Assistant Professor, School of Civil and Environmental Engineering, Cornell University
Predicting Fracture in Metals with Atomistic Simulations
Friday, September 25, 1:00 – 2:00 pm
921 Benedum Hall
Many of the earliest atomistic simulations of deformation and fracture modeled the response of a several nanometer block of material under an applied load. While this
setup is analogous to elementary mechanical testing experiments, the loading rates, specimen dimensions, and resulting stresses differ by orders of magnitude. More recently, the aim of atomistic simulations has been more focused, investigating the behavior of an individual atomic scale process pertinent to macroscopic behavior. While the output of these focused simulations can provide great insight and constitutive input for coarser scale models, the problem of unrealistic strain rates and stresses remains. Most recently, simulations have begun to move away from modeling mechanical response directly and instead investigate the activation energy barriers of key deformation mechanisms.

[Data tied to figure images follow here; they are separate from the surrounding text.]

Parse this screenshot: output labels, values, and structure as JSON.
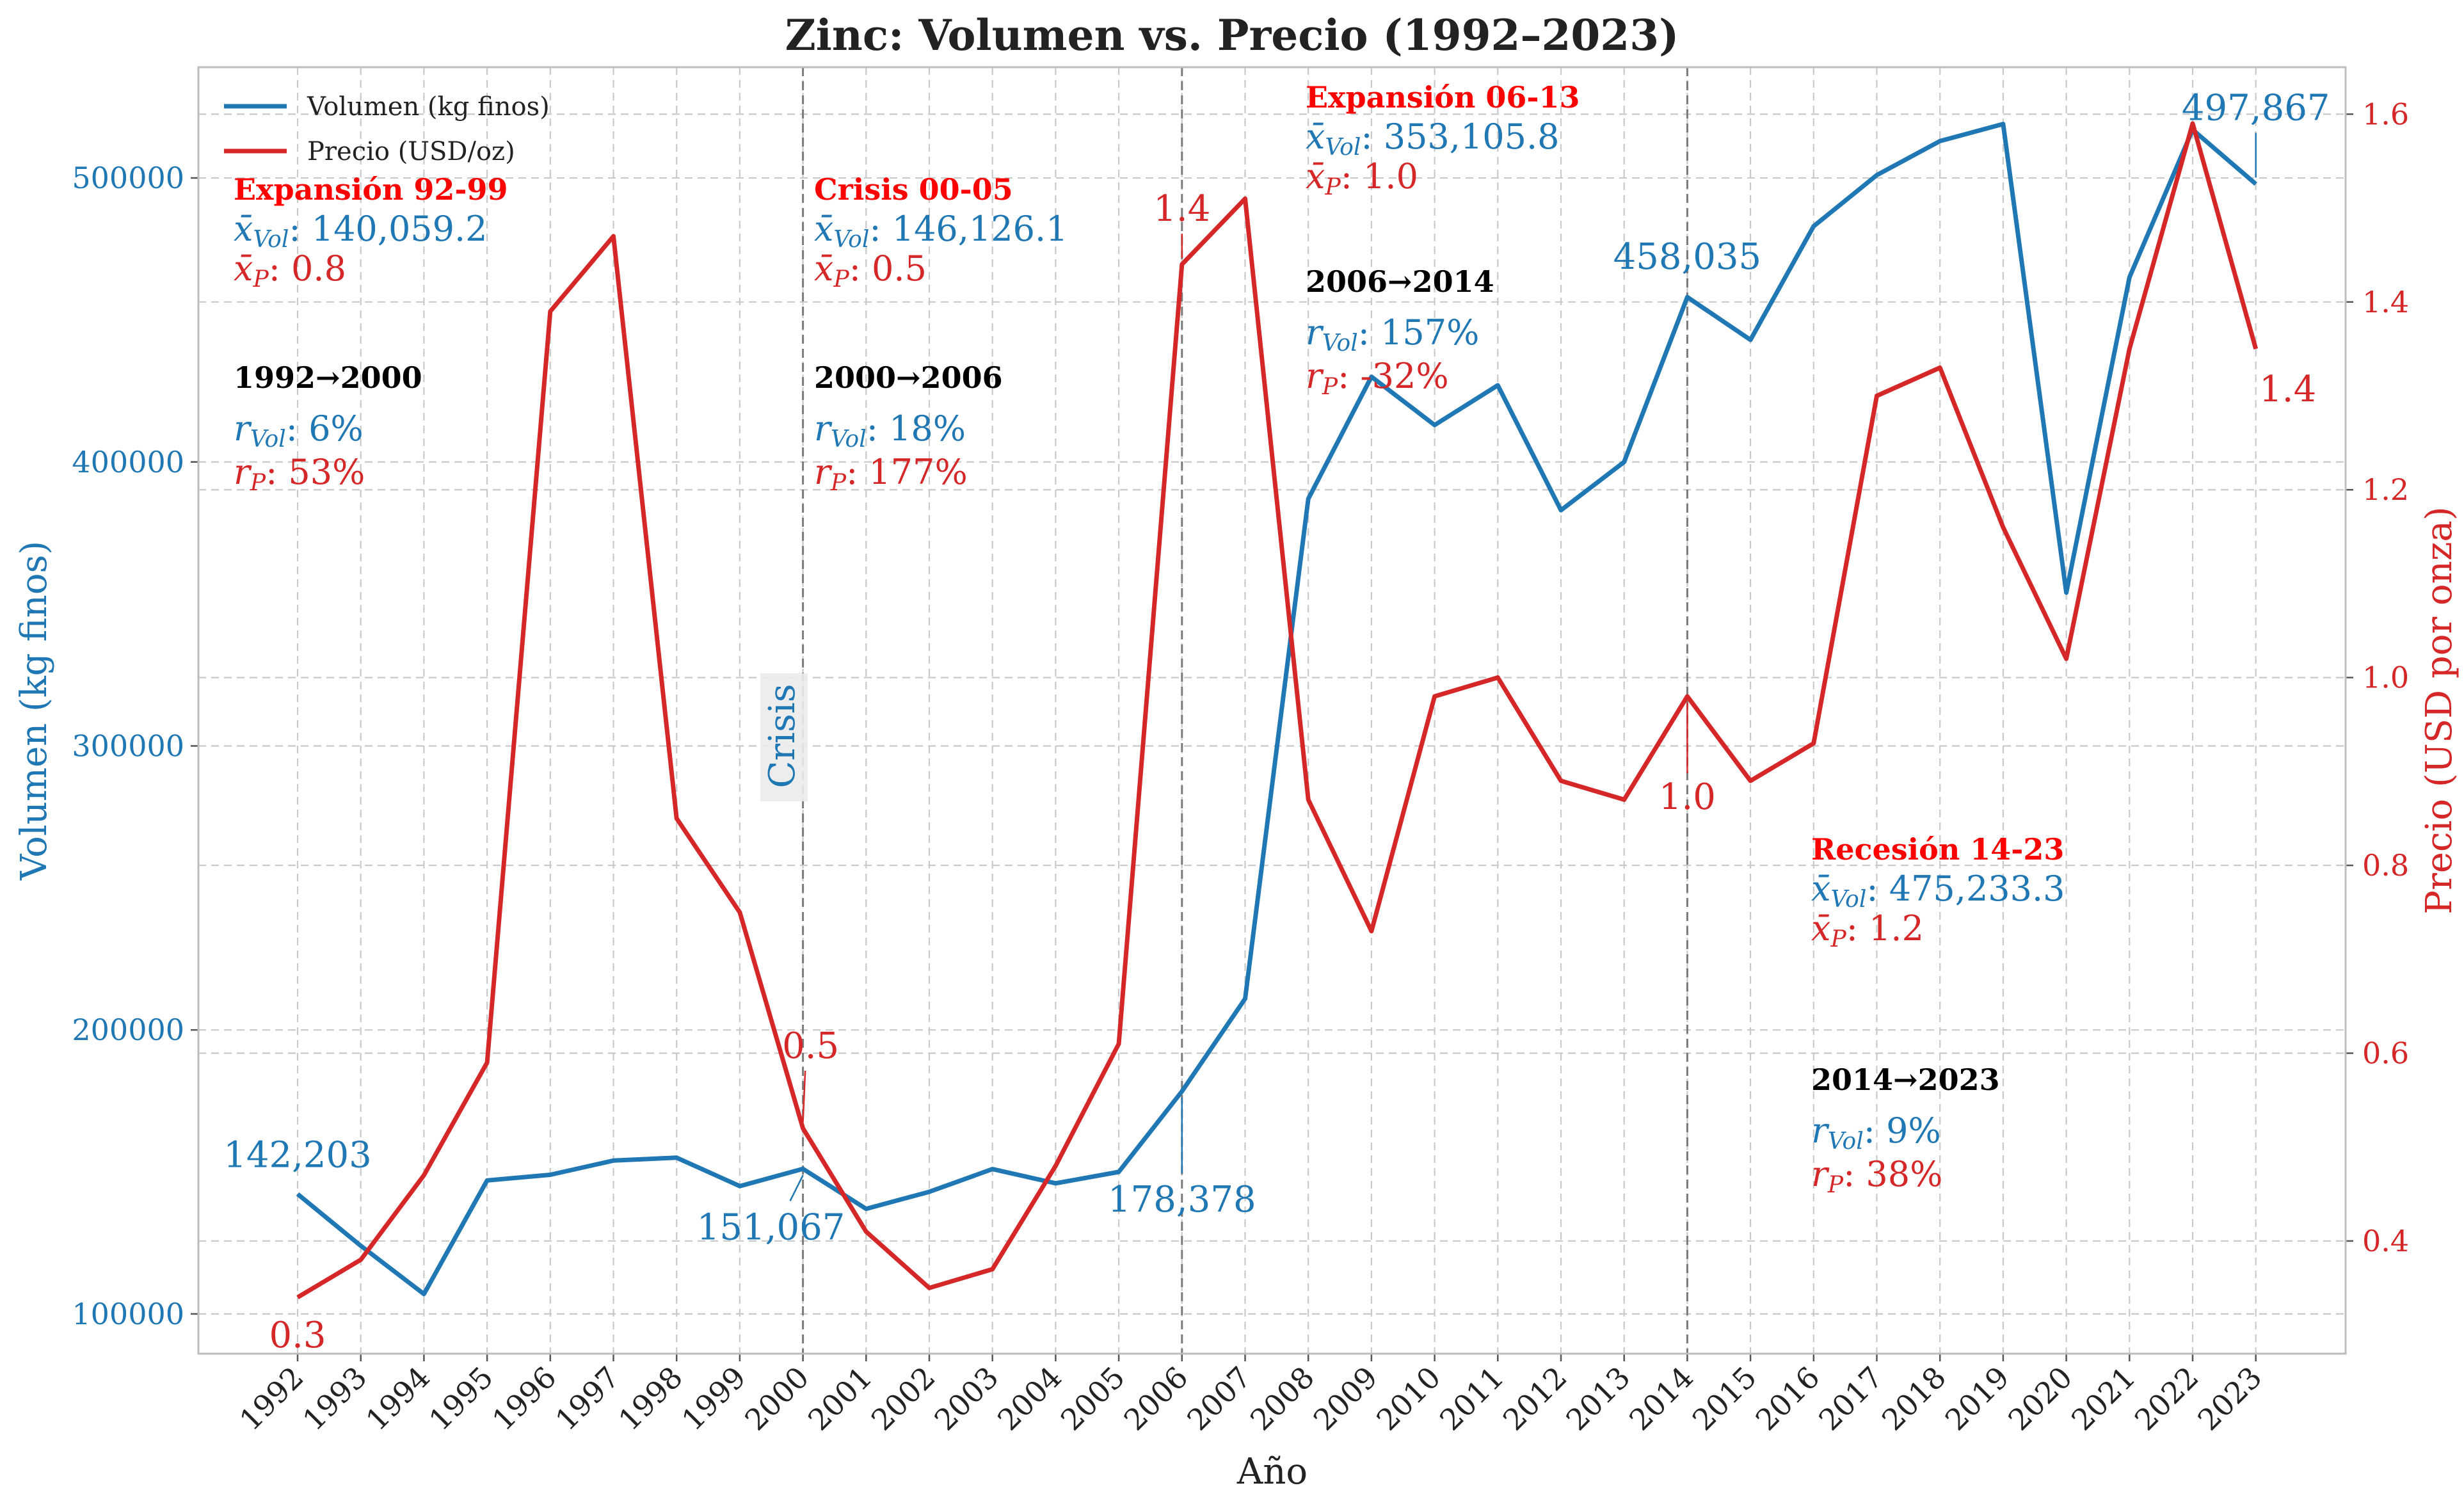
{
  "chart_data": {
    "type": "line",
    "title": "Zinc: Volumen vs. Precio (1992–2023)",
    "xlabel": "Año",
    "ylabel_left": "Volumen (kg finos)",
    "ylabel_right": "Precio (USD por onza)",
    "x": [
      1992,
      1993,
      1994,
      1995,
      1996,
      1997,
      1998,
      1999,
      2000,
      2001,
      2002,
      2003,
      2004,
      2005,
      2006,
      2007,
      2008,
      2009,
      2010,
      2011,
      2012,
      2013,
      2014,
      2015,
      2016,
      2017,
      2018,
      2019,
      2020,
      2021,
      2022,
      2023
    ],
    "series": [
      {
        "name": "Volumen (kg finos)",
        "axis": "left",
        "color": "#1f77b4",
        "values": [
          142203,
          124000,
          107000,
          147000,
          149000,
          154000,
          155000,
          145000,
          151067,
          137000,
          143000,
          151000,
          146000,
          150000,
          178378,
          211000,
          387000,
          430000,
          413000,
          427000,
          383000,
          400000,
          458035,
          443000,
          483000,
          501000,
          513000,
          519000,
          354000,
          465000,
          517000,
          497867
        ]
      },
      {
        "name": "Precio (USD/oz)",
        "axis": "right",
        "color": "#d62728",
        "values": [
          0.34,
          0.38,
          0.47,
          0.59,
          1.39,
          1.47,
          0.85,
          0.75,
          0.52,
          0.41,
          0.35,
          0.37,
          0.48,
          0.61,
          1.44,
          1.51,
          0.87,
          0.73,
          0.98,
          1.0,
          0.89,
          0.87,
          0.98,
          0.89,
          0.93,
          1.3,
          1.33,
          1.16,
          1.02,
          1.35,
          1.59,
          1.35
        ]
      }
    ],
    "ylim_left": [
      86000,
      539000
    ],
    "ylim_right": [
      0.28,
      1.65
    ],
    "yticks_left": [
      "100000",
      "200000",
      "300000",
      "400000",
      "500000"
    ],
    "yticks_left_values": [
      100000,
      200000,
      300000,
      400000,
      500000
    ],
    "yticks_right": [
      "0.4",
      "0.6",
      "0.8",
      "1.0",
      "1.2",
      "1.4",
      "1.6"
    ],
    "yticks_right_values": [
      0.4,
      0.6,
      0.8,
      1.0,
      1.2,
      1.4,
      1.6
    ],
    "xtick_labels": [
      "1992",
      "1993",
      "1994",
      "1995",
      "1996",
      "1997",
      "1998",
      "1999",
      "2000",
      "2001",
      "2002",
      "2003",
      "2004",
      "2005",
      "2006",
      "2007",
      "2008",
      "2009",
      "2010",
      "2011",
      "2012",
      "2013",
      "2014",
      "2015",
      "2016",
      "2017",
      "2018",
      "2019",
      "2020",
      "2021",
      "2022",
      "2023"
    ],
    "grid": true,
    "legend_position": "top-left",
    "vertical_lines": [
      2000,
      2006,
      2014
    ],
    "crisis_label": "Crisis",
    "periods": [
      {
        "title": "Expansión 92-99",
        "mean_vol": "140,059.2",
        "mean_p": "0.8",
        "range": "1992→2000",
        "r_vol": "6%",
        "r_p": "53%"
      },
      {
        "title": "Crisis 00-05",
        "mean_vol": "146,126.1",
        "mean_p": "0.5",
        "range": "2000→2006",
        "r_vol": "18%",
        "r_p": "177%"
      },
      {
        "title": "Expansión 06-13",
        "mean_vol": "353,105.8",
        "mean_p": "1.0",
        "range": "2006→2014",
        "r_vol": "157%",
        "r_p": "-32%"
      },
      {
        "title": "Recesión 14-23",
        "mean_vol": "475,233.3",
        "mean_p": "1.2",
        "range": "2014→2023",
        "r_vol": "9%",
        "r_p": "38%"
      }
    ],
    "point_labels_vol": [
      {
        "year": 1992,
        "text": "142,203"
      },
      {
        "year": 2000,
        "text": "151,067"
      },
      {
        "year": 2006,
        "text": "178,378"
      },
      {
        "year": 2014,
        "text": "458,035"
      },
      {
        "year": 2023,
        "text": "497,867"
      }
    ],
    "point_labels_p": [
      {
        "year": 1992,
        "text": "0.3"
      },
      {
        "year": 2000,
        "text": "0.5"
      },
      {
        "year": 2006,
        "text": "1.4"
      },
      {
        "year": 2014,
        "text": "1.0"
      },
      {
        "year": 2023,
        "text": "1.4"
      }
    ]
  }
}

In this presentation, I will address four substantial challenges to predictive atomic scale fracture simulation. Specifically, the challenges of a limited spatial and temporal domain, accurate interatomic interactions, and the vast complex interatomic configuration space will be addressed. In this talk I will highlight our group’s effort at using concurrent multi-scale modeling, transition state techniques, structural unit methodologies, high performance computing, and density functional theory to address these challenges.